Et votre université ? M.G. : Mes trois soutiens les plus légitimes, à savoir le président de mon université, le syndicat SNESUP et la Ligue des droits de l’homme sont vent debout contre moi. Et aujourd’hui cette pièce de théâtre n’est pas seulement acceptée et assumée par les autorités de cette université : la metteuse en scène a été reconduite dans ses fonctions l’année prochaine. Et lorsque la LICRA demande aux autorités universitaires de lui communiquer des renseignements sur Eric Noël, l’auteur québécois de cette pièce, pour que la communauté juive de Montréal en soit informée, celles-ci lui opposent une fin de non-recevoir. Heureusement, la ministre s’est engagée à ce que la pièce ne soit plus jouée.
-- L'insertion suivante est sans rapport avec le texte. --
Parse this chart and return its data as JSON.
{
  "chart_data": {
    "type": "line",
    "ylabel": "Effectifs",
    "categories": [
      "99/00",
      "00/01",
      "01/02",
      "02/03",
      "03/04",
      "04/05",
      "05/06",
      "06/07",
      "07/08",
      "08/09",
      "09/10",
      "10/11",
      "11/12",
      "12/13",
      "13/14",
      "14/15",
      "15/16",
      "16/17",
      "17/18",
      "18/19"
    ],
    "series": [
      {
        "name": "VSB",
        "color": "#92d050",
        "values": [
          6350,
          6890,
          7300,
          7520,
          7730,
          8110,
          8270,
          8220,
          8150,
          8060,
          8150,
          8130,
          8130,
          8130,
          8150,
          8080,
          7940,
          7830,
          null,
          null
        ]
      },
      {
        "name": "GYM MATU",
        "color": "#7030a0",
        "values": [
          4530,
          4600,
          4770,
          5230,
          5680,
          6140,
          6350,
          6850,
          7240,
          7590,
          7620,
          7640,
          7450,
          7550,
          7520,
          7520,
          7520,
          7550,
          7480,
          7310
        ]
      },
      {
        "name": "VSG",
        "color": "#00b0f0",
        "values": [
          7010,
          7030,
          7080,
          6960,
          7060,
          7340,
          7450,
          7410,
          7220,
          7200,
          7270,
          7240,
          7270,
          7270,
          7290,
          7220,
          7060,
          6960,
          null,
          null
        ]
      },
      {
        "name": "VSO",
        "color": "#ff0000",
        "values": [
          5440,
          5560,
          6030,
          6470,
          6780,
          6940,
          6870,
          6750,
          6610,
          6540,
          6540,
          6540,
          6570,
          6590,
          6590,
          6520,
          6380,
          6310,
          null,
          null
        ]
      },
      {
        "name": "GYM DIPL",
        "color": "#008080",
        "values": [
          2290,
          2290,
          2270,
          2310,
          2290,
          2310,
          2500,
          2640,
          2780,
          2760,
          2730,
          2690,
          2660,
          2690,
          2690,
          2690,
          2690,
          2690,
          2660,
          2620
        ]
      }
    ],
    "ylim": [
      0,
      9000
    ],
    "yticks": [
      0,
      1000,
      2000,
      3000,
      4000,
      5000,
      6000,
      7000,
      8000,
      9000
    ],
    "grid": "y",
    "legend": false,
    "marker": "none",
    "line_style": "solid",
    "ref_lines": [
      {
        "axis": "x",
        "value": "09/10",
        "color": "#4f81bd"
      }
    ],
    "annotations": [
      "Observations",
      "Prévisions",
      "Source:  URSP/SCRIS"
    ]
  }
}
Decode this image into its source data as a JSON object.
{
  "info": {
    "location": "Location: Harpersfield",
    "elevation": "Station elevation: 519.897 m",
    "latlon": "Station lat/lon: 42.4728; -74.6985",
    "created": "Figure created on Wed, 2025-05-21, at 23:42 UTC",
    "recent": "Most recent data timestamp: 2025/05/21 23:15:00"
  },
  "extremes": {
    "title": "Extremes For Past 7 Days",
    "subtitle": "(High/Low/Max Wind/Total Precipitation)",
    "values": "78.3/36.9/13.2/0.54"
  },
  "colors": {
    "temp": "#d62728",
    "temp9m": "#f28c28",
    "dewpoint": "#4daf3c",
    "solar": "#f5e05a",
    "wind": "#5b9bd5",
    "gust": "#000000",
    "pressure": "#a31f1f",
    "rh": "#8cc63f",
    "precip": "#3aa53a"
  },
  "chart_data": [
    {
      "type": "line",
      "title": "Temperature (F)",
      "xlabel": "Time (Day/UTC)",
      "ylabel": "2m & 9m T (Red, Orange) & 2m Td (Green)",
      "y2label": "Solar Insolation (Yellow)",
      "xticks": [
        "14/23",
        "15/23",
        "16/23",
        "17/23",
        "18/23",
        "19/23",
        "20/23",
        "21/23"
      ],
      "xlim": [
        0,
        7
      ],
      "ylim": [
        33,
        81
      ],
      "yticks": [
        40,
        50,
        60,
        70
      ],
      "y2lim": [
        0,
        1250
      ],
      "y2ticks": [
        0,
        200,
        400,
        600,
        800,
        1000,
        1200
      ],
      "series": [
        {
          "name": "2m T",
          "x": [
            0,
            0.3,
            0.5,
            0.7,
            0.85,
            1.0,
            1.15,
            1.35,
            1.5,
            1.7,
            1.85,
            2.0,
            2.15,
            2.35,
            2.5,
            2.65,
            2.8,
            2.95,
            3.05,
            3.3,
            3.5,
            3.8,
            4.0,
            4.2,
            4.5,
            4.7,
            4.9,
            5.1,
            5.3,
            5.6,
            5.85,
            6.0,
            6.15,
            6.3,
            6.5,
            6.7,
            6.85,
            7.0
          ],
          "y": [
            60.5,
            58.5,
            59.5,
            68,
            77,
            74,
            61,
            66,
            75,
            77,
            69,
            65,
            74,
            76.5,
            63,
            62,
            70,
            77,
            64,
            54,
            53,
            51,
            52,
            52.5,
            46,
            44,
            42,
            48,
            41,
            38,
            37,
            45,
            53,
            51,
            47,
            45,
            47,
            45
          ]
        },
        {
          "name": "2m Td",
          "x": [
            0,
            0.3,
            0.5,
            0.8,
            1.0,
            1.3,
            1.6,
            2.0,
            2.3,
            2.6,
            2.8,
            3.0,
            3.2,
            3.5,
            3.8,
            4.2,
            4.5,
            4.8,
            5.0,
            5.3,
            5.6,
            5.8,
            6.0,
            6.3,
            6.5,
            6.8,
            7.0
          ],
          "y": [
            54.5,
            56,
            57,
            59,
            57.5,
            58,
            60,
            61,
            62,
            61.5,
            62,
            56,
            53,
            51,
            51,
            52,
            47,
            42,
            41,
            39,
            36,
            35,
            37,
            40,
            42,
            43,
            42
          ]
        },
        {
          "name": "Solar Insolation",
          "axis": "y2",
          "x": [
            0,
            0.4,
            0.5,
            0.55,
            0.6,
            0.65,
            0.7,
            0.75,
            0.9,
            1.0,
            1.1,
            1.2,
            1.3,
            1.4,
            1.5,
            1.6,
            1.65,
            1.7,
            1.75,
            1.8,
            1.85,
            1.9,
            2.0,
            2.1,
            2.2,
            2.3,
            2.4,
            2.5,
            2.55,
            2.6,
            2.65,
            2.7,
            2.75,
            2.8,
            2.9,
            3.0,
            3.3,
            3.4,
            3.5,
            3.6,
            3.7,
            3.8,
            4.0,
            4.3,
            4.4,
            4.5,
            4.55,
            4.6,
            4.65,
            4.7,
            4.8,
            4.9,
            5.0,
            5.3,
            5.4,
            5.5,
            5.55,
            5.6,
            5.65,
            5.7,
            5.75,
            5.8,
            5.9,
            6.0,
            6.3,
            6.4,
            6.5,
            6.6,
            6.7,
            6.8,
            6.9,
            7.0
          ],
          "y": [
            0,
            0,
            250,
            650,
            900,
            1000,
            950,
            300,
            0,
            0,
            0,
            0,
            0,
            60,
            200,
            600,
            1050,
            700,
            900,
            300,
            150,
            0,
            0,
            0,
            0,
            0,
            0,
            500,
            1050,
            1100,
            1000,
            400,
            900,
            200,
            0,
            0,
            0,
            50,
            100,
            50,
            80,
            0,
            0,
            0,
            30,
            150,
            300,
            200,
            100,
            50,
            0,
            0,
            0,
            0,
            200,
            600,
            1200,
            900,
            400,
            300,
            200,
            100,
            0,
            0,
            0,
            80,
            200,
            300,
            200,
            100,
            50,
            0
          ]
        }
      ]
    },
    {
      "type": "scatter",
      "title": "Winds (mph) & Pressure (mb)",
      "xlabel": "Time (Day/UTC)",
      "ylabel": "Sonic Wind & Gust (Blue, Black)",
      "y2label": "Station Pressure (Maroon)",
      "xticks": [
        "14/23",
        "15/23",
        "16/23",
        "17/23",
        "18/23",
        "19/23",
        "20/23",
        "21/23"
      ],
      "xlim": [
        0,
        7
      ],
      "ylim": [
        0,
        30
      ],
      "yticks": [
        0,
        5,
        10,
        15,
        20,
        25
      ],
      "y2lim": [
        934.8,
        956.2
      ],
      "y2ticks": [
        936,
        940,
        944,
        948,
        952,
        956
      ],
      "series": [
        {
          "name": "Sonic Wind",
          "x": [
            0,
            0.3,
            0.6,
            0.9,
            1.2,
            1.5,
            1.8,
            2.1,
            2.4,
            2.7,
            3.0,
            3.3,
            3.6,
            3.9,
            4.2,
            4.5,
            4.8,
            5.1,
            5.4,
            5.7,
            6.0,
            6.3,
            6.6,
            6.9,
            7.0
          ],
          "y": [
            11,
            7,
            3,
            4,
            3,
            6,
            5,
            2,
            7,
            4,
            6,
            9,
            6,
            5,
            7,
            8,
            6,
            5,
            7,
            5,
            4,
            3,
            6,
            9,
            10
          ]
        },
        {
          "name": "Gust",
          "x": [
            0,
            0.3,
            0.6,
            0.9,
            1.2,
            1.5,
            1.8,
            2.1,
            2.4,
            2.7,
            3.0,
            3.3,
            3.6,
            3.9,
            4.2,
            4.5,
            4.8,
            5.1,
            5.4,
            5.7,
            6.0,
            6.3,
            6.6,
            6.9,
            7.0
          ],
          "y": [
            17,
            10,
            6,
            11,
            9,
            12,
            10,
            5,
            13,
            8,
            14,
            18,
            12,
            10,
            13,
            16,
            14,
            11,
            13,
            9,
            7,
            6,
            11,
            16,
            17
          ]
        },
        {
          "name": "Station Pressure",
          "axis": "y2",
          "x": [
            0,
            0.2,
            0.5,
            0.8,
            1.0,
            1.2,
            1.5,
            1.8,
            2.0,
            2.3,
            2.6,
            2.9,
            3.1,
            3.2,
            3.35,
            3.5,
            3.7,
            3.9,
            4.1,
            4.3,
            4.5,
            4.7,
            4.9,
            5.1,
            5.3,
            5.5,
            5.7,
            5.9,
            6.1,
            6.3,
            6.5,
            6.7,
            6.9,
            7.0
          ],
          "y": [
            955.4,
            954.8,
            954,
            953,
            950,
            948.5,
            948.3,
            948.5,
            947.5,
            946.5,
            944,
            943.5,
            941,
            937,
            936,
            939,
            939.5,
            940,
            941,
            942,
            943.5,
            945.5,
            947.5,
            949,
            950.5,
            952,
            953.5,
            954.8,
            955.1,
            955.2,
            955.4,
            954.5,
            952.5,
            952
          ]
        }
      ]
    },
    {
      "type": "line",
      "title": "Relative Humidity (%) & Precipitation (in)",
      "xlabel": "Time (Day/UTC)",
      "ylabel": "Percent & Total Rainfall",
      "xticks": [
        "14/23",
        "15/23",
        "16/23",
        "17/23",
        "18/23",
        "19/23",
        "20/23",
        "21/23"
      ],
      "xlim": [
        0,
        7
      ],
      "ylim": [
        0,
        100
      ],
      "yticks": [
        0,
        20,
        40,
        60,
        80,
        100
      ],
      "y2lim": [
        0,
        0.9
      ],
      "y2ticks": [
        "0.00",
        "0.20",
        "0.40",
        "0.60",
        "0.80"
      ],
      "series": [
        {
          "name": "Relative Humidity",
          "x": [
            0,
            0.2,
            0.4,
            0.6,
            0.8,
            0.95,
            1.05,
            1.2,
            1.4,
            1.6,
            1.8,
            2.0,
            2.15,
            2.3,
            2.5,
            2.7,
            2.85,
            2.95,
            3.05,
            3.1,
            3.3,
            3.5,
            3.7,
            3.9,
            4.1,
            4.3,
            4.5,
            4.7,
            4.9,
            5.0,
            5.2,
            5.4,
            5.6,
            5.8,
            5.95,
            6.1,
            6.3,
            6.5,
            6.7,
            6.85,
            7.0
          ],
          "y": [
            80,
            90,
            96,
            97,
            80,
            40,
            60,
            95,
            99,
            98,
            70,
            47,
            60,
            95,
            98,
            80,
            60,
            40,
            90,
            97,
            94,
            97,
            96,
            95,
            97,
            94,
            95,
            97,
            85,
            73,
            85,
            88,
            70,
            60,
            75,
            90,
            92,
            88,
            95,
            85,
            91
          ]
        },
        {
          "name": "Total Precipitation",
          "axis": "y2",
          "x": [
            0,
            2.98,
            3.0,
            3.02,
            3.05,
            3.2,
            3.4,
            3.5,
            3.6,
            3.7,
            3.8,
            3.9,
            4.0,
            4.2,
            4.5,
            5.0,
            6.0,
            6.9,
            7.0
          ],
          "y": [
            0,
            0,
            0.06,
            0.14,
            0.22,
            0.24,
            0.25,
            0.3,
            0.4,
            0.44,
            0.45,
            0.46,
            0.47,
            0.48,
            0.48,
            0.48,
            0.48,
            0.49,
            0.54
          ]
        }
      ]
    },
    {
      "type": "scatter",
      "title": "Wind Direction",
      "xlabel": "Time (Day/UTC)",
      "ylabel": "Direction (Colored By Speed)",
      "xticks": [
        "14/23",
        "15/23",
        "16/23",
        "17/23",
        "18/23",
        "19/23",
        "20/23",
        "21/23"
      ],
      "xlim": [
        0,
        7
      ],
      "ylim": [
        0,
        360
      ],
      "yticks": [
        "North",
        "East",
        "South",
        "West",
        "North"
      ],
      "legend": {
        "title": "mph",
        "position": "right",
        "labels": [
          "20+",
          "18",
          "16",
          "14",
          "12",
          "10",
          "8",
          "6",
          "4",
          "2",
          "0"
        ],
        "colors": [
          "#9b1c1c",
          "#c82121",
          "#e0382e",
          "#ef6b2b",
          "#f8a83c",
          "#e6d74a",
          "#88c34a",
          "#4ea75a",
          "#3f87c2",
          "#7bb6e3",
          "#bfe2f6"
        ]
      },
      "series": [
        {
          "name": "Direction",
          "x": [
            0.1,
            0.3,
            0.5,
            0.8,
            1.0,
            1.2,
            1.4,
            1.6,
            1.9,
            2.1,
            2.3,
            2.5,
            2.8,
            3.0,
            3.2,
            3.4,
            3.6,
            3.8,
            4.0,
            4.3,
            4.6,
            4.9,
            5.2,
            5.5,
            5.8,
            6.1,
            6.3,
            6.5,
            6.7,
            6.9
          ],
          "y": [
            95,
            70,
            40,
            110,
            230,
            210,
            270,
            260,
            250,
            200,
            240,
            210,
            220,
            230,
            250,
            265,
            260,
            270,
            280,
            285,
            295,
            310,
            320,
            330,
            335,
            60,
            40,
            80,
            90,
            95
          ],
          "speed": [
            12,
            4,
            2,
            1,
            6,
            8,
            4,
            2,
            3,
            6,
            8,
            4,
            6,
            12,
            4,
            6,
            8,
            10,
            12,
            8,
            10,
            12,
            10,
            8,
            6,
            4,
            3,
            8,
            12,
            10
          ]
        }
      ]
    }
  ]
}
Comment envisagez-vous l’évolution de cette affaire ? M.G. : Bien que la LICRA considère que cette pièce est antisémite, elle a des doutes sur les chances d’une victoire judiciaire en raison des règles protégeant la liberté d’expression. Si rien ne se passe, je n’ai d’autres choix que de quitter cette université, car il m’est impossible d’y travailler dans de pareilles conditions. S’il ne se trouve personne pour dénoncer les nombreuses pages d’insultes à mon égard sur le site officiel de l’université, alors je n’y ai plus ma place. Le petit Juif de l’Université de La Rochelle doit dégager et elle deviendra la première université libérée de présence juive en faculté des sciences.
Pour plus d’informations et pour soutenir Michel Goldberg, consultez https://sites.google.com/site/atelierecriturelarochelle/z-z
* Homme résolument de gauche, Michel Goldberg est le fils de Sarah Goldberg, résistante communiste ayant appartenu à l’Orchestre rouge.